Freitag, Oktober 11, 2024

Wer morgen vorn dabei sein will, darf nicht mit den Mitteln von gestern planen. Wer Weitsicht hat, wartet stattdessen auf die Technik von übermorgen. Eine Prokrastination von Rainer Sigl. 

Schauen Sie, ich hab da ja auch schon schlaflose Nächte gehabt deswegen. Wegen allem. Wegen dem Klima. Wegen der Inflation. Wegen dem Pflegenotstand, der Pensionslücke, den Antibiotika­resistenzen, dem Bevölkerungswachstum und dem allem. Und neulich, wie ich so im Halbschlaf dahindämmernd im dumpfen Jammertal meiner Sorgen wandere, erscheint mir in einem Glorienschein aus Dieselgasen und Lagerhausneonröhrenlicht der Kanzler und weist mir mit einer kantigen Kinnbewegung den Weg in die Zukunft. eFuels!

Die Augen geöffnet

Also, nicht dass eFuels konkret jetzt die Lösung für irgendein Problem wären. Weil, in Wirklichkeit versteht das schon ein durchschnittlich begabtes Kindergartenkind, dass es irgendwie ein Blödsinn ist, einen Faschingskrapfen auszupressen, wenn man eine Marillenmarmelade will. Allein dieser einleuchtende Vergleich müsste bei nicht von Boulevardschnodder zugegeifertem Frontallappen schon dazu führen, dass selbst der begeistertste Benzinbruder achselzuckend resigniert und kleinlaut den Verbrenner einmottet, und trotzdem hat mir diese geniale Nebelgranate die Augen geöffnet.

Weil: Wieso die Probleme von morgen heute schon angehen, wenn ich sie mit der Technologie von übermorgen vielleicht gar nicht so richtig ernst nehmen muss? Dafür steht stellvertretend mein Schlachtruf, mit dem ich von nun an den Sorgen übers Morgen begegne: eFuels!

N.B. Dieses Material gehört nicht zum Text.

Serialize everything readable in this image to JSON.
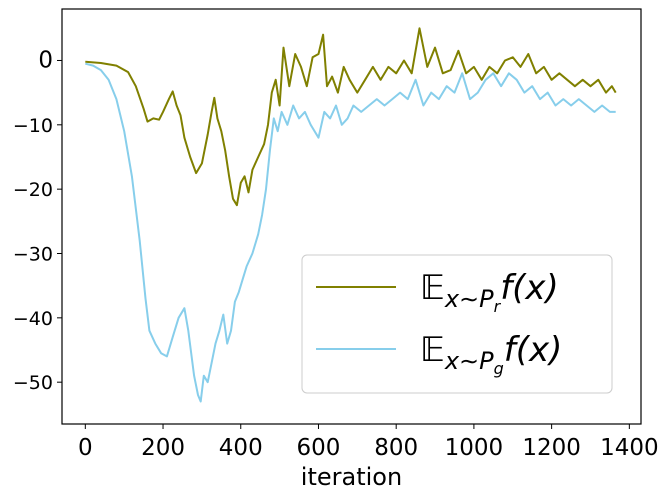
{
  "chart_data": {
    "type": "line",
    "title": "",
    "xlabel": "iteration",
    "ylabel": "",
    "xlim": [
      -60,
      1430
    ],
    "ylim": [
      -56.5,
      8
    ],
    "xticks": [
      0,
      200,
      400,
      600,
      800,
      1000,
      1200,
      1400
    ],
    "yticks": [
      0,
      -10,
      -20,
      -30,
      -40,
      -50
    ],
    "xtick_labels": [
      "0",
      "200",
      "400",
      "600",
      "800",
      "1000",
      "1200",
      "1400"
    ],
    "ytick_labels": [
      "0",
      "−10",
      "−20",
      "−30",
      "−40",
      "−50"
    ],
    "grid": false,
    "legend_position": "lower-right",
    "series": [
      {
        "name": "𝔼 x∼P_r f(x)",
        "color": "#808000",
        "points": [
          [
            0,
            -0.2
          ],
          [
            40,
            -0.4
          ],
          [
            80,
            -0.8
          ],
          [
            110,
            -1.8
          ],
          [
            130,
            -4
          ],
          [
            150,
            -7.5
          ],
          [
            160,
            -9.5
          ],
          [
            175,
            -9
          ],
          [
            190,
            -9.2
          ],
          [
            200,
            -8
          ],
          [
            215,
            -6
          ],
          [
            225,
            -4.8
          ],
          [
            235,
            -7
          ],
          [
            245,
            -8.5
          ],
          [
            255,
            -12
          ],
          [
            270,
            -15
          ],
          [
            285,
            -17.5
          ],
          [
            300,
            -16
          ],
          [
            315,
            -11.5
          ],
          [
            325,
            -8
          ],
          [
            332,
            -5.8
          ],
          [
            340,
            -9
          ],
          [
            350,
            -11
          ],
          [
            360,
            -14
          ],
          [
            370,
            -18
          ],
          [
            380,
            -21.5
          ],
          [
            390,
            -22.5
          ],
          [
            400,
            -19
          ],
          [
            410,
            -18
          ],
          [
            420,
            -20.5
          ],
          [
            430,
            -17
          ],
          [
            445,
            -15
          ],
          [
            460,
            -13
          ],
          [
            470,
            -10
          ],
          [
            480,
            -5
          ],
          [
            490,
            -3
          ],
          [
            500,
            -7
          ],
          [
            510,
            2
          ],
          [
            525,
            -4
          ],
          [
            540,
            1
          ],
          [
            555,
            -1
          ],
          [
            570,
            -4
          ],
          [
            585,
            0.5
          ],
          [
            600,
            1
          ],
          [
            612,
            4
          ],
          [
            622,
            -4
          ],
          [
            635,
            -2.5
          ],
          [
            650,
            -5
          ],
          [
            665,
            -1
          ],
          [
            680,
            -3
          ],
          [
            700,
            -5
          ],
          [
            720,
            -3
          ],
          [
            740,
            -1
          ],
          [
            760,
            -3
          ],
          [
            780,
            -1
          ],
          [
            800,
            -2
          ],
          [
            820,
            0
          ],
          [
            840,
            -2
          ],
          [
            860,
            5
          ],
          [
            880,
            -1
          ],
          [
            900,
            2
          ],
          [
            920,
            -2
          ],
          [
            940,
            -1.5
          ],
          [
            960,
            1.5
          ],
          [
            980,
            -2
          ],
          [
            1000,
            -1
          ],
          [
            1020,
            -3
          ],
          [
            1040,
            -1
          ],
          [
            1060,
            -2
          ],
          [
            1080,
            0
          ],
          [
            1100,
            0.5
          ],
          [
            1120,
            -1
          ],
          [
            1140,
            1
          ],
          [
            1160,
            -2
          ],
          [
            1180,
            -1
          ],
          [
            1200,
            -3
          ],
          [
            1220,
            -2
          ],
          [
            1240,
            -3
          ],
          [
            1260,
            -4
          ],
          [
            1280,
            -3
          ],
          [
            1300,
            -4
          ],
          [
            1320,
            -3
          ],
          [
            1340,
            -5
          ],
          [
            1355,
            -4
          ],
          [
            1365,
            -5
          ]
        ]
      },
      {
        "name": "𝔼 x∼P_g f(x)",
        "color": "#87ceeb",
        "points": [
          [
            0,
            -0.5
          ],
          [
            20,
            -0.8
          ],
          [
            40,
            -1.5
          ],
          [
            60,
            -3
          ],
          [
            80,
            -6
          ],
          [
            100,
            -11
          ],
          [
            120,
            -18
          ],
          [
            140,
            -28
          ],
          [
            155,
            -37
          ],
          [
            165,
            -42
          ],
          [
            180,
            -44
          ],
          [
            195,
            -45.5
          ],
          [
            210,
            -46
          ],
          [
            225,
            -43
          ],
          [
            240,
            -40
          ],
          [
            255,
            -38.5
          ],
          [
            265,
            -42
          ],
          [
            280,
            -49
          ],
          [
            290,
            -52
          ],
          [
            297,
            -53
          ],
          [
            305,
            -49
          ],
          [
            315,
            -50
          ],
          [
            325,
            -47
          ],
          [
            335,
            -44
          ],
          [
            345,
            -42
          ],
          [
            355,
            -39.5
          ],
          [
            365,
            -44
          ],
          [
            375,
            -42
          ],
          [
            385,
            -37.5
          ],
          [
            395,
            -36
          ],
          [
            405,
            -34
          ],
          [
            415,
            -32
          ],
          [
            430,
            -30
          ],
          [
            445,
            -27
          ],
          [
            455,
            -24
          ],
          [
            465,
            -20
          ],
          [
            475,
            -14
          ],
          [
            485,
            -9
          ],
          [
            495,
            -11
          ],
          [
            505,
            -8
          ],
          [
            520,
            -10
          ],
          [
            535,
            -7
          ],
          [
            550,
            -9
          ],
          [
            565,
            -8
          ],
          [
            580,
            -10
          ],
          [
            600,
            -12
          ],
          [
            615,
            -8
          ],
          [
            630,
            -9
          ],
          [
            645,
            -7
          ],
          [
            660,
            -10
          ],
          [
            675,
            -9
          ],
          [
            690,
            -7
          ],
          [
            710,
            -8
          ],
          [
            730,
            -7
          ],
          [
            750,
            -6
          ],
          [
            770,
            -7
          ],
          [
            790,
            -6
          ],
          [
            810,
            -5
          ],
          [
            830,
            -6
          ],
          [
            850,
            -3
          ],
          [
            870,
            -7
          ],
          [
            890,
            -5
          ],
          [
            910,
            -6
          ],
          [
            930,
            -4
          ],
          [
            950,
            -5
          ],
          [
            970,
            -2
          ],
          [
            990,
            -6
          ],
          [
            1010,
            -5
          ],
          [
            1030,
            -3
          ],
          [
            1050,
            -2
          ],
          [
            1070,
            -4
          ],
          [
            1090,
            -2
          ],
          [
            1110,
            -3
          ],
          [
            1130,
            -5
          ],
          [
            1150,
            -4
          ],
          [
            1170,
            -6
          ],
          [
            1190,
            -5
          ],
          [
            1210,
            -7
          ],
          [
            1230,
            -6
          ],
          [
            1250,
            -7
          ],
          [
            1270,
            -6
          ],
          [
            1290,
            -7
          ],
          [
            1310,
            -8
          ],
          [
            1330,
            -7
          ],
          [
            1350,
            -8
          ],
          [
            1365,
            -8
          ]
        ]
      }
    ]
  }
}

Ich sag Ihnen: Es hat mich durchzuckt wie ein Blitz und seitdem schlaf ich wie ein Baby, ich schwör. Ab jetzt mach ich mir keine Sorgen mehr über die Klimakrise, weil mein Flugauto fährt sicher mit biologisch angebautem Gänseblümchen-Hack. eFuels! Ich zermartere mir endlich nimmer den Kopf wegen Pflegebedarf im hohen Alter, weil bis dahin knuddelt mich sowieso sicher jeden Abend eine attraktive Roboterpflegekraft in den Schlaf. eFuels!

Antibiotikaresistenz? Braucht keiner, in Kürze gibt’s sicher eine neue Generation hyperpotenter Homöopathika, die noch weniger Wirkstoff und damit noch mehr Power haben und folglich ratzfatz vom Wimmerl am Popsch bis zum Hirntumor alles wegpotenzieren. eFuels! Sorgen wegen der Pensionslücke? Papperlapapp, bis dahin hab ich schon zig Mal im Lotto gewonnen. Ich muss nur schauen, dass ich mal spiele. Mach ich sicher noch rechtzeitig – Ehrenwort!  eFuels! eFuels! eFuels!

Keine Sorgen mehr

Sehen Sie, jetzt geht’s mir schon viel besser. Herrlich, wenn man die Last der Zukunft auf die Zukunft verschieben kann. Ich sag Ihnen: Das hätt ich schon viel früher machen sollen!

Wie bitte? Ob ich was riech? Der Rauch? Ja, haha, ich weiß eh: Im Erdgeschoß brennt irgendwas, vermutlich die Küche. Ja, ein bissi unangenehm, oder? Wie meinen? Ob ich was dagegen machen will? Pfff, machen Sie sich mal keine Sorgen: Mir fällt sicher irgendwas ein. Morgen vermutlich. Oder übermorgen. Sie werden sehen: Auf mich ist Verlass. Ehrenwort. eFuels!